11 novembre 1918 , Joseph Kessel en partance de Brest pour Vladivostok via New-York et San Francisco. Alors que l'armistice est proclamé, il s'en va rejoindre un corps expéditionnaire occidental en pleine en pleine guerre civile russe :
"(...) Enfin, au bout d'un temps qui ne peut se mesurer, on entend une voix étranglée, incrédule. Elle dit :
- L'armistice.
Et soudain le mot passe, éclate, de bouche en bouche, de pont en pont, devient cri, délire. Et les volées des cloches l'accompagnent. Et dans les accalmies, on perçoit, malgré la distance, là-bas, dans Brest, un grondement humain. La foule. Et j'entends un camarade, près de moi, dire pour lui-même :
- A travers la France entière... chaque ville, chaque village...
Et je sens chez lui, chez Bob, chez moi, chez tous, le désir déchirant d'être à terre, dans la cité devenue folle, déversée à travers places et rues, avec les hommes et les femmes qui chantent, hurlent, rient et pleurent d'une telle joie telle qu'ils n'en connaîtront plus jamais.
C'est trop de cruauté, d'injustice : être exilés, proscrits de la fête prodigieuse, de la fêtes du siècle, après avoir accompli et risqué tout ce qu'on était en mesure d'accomplir et de risquer pour que, enfin, sonnent les cloches.

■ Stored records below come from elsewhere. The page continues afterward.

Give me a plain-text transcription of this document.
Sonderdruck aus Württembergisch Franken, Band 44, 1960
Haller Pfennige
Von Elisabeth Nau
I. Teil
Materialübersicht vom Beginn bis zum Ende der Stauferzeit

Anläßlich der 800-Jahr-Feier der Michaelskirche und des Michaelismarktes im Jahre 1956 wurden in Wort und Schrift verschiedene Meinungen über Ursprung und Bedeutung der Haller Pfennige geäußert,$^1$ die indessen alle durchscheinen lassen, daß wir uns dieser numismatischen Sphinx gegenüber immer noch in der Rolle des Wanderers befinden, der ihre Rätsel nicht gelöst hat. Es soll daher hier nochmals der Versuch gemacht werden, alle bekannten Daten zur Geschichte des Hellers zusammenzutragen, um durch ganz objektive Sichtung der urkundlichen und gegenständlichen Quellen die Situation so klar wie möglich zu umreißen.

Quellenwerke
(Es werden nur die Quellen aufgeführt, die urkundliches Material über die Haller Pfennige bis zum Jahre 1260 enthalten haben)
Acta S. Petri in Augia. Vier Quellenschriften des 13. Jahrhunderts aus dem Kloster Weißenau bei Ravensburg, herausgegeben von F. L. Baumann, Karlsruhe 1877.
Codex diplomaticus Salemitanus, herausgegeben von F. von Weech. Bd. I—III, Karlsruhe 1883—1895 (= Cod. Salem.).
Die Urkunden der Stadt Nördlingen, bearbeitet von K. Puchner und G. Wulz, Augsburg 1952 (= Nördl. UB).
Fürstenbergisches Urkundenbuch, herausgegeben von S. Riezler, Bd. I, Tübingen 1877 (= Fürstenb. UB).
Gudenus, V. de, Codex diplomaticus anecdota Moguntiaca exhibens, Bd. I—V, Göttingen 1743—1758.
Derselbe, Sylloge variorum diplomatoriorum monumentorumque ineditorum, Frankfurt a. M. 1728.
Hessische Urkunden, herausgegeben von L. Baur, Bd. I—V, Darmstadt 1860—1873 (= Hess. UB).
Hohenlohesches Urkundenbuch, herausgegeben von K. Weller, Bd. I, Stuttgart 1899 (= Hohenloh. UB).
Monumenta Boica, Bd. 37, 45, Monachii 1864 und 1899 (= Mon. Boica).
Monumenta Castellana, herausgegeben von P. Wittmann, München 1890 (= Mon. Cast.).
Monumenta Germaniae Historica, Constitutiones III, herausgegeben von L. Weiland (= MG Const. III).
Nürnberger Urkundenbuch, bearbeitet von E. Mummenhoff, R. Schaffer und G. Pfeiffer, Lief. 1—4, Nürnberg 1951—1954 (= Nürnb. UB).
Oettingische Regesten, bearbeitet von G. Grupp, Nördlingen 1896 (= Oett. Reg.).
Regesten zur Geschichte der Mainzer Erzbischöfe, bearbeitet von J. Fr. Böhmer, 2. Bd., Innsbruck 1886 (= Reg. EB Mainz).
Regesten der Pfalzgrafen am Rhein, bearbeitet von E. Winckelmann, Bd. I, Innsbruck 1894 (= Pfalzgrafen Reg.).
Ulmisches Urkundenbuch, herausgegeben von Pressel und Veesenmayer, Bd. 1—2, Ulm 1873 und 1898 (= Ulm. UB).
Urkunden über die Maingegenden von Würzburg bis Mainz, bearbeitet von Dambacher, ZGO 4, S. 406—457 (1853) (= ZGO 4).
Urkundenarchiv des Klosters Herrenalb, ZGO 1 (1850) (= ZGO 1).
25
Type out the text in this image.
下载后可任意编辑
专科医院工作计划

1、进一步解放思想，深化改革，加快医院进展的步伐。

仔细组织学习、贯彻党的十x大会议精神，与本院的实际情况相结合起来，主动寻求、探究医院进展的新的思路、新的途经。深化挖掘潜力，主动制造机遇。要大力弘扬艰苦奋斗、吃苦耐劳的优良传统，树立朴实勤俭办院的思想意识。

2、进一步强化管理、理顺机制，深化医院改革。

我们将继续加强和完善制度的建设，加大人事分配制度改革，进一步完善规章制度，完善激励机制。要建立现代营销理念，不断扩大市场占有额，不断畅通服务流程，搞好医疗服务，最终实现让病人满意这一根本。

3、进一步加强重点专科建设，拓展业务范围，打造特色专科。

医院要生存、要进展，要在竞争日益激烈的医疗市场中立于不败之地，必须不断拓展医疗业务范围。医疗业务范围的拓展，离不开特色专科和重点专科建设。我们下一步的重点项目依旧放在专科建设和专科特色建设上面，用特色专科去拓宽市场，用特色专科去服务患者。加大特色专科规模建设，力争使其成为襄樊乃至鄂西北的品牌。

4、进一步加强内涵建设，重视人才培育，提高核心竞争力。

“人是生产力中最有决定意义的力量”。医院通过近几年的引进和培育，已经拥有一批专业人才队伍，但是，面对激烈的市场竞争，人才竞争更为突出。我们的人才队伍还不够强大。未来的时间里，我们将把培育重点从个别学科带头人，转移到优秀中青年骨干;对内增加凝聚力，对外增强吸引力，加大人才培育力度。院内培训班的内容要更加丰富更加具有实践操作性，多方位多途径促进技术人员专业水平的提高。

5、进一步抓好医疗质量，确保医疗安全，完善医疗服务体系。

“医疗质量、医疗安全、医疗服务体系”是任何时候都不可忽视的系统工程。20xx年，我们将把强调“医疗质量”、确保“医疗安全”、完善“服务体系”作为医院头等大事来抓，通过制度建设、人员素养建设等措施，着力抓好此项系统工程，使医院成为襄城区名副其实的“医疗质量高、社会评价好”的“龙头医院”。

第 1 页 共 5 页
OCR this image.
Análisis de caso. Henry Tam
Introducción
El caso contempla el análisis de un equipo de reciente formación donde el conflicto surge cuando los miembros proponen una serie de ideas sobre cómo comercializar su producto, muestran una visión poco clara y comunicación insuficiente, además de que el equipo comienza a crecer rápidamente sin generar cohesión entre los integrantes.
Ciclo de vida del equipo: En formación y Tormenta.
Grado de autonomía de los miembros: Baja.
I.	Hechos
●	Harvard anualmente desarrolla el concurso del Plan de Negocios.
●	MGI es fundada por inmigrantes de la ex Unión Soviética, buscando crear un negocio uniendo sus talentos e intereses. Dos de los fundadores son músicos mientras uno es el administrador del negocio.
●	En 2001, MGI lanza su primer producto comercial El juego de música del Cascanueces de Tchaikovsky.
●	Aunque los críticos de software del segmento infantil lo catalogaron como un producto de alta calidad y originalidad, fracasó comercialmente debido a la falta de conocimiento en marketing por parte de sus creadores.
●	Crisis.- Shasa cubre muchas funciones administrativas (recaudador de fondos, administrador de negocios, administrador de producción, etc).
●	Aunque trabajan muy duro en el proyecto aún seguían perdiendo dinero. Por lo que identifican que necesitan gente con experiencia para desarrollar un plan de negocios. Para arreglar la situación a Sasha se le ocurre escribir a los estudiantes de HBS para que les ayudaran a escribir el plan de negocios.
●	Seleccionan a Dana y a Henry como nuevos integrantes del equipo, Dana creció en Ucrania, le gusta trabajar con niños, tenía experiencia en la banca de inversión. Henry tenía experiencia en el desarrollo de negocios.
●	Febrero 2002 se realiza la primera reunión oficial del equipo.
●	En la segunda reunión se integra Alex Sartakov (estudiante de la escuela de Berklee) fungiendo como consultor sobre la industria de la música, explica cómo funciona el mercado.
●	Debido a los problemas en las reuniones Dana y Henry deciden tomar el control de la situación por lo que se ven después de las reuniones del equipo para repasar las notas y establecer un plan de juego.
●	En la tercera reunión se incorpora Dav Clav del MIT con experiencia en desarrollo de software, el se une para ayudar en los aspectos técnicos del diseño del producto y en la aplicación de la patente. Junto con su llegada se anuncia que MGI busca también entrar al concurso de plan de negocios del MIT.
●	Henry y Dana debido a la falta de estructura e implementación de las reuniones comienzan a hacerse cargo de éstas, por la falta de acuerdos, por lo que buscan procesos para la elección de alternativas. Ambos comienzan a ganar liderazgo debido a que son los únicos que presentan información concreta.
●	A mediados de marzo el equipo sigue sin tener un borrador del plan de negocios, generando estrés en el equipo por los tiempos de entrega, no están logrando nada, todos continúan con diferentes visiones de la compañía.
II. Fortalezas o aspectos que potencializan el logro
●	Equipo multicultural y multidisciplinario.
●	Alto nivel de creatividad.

Dans cet instant le voyage était refusé, renié. Si la chose avait été possible, on se serait jeté à l'eau pour atteindre le quai, la ville , la foule. Les chefs de mission ont bien tenté une démarche auprès de l'officier américain qui commandait le President Grant. Il a répondu qu'il comprenait nos sentiments mais que les ordres étaient les ordres. Son bâtiment appareillait dans une heure.
Ainsi, le 11 novembre 1918, a commencé notre voyage.
Voyage insensé qui nous emmenait dans un but de guerre le jour, la minute même où la guerre s'arrêtait."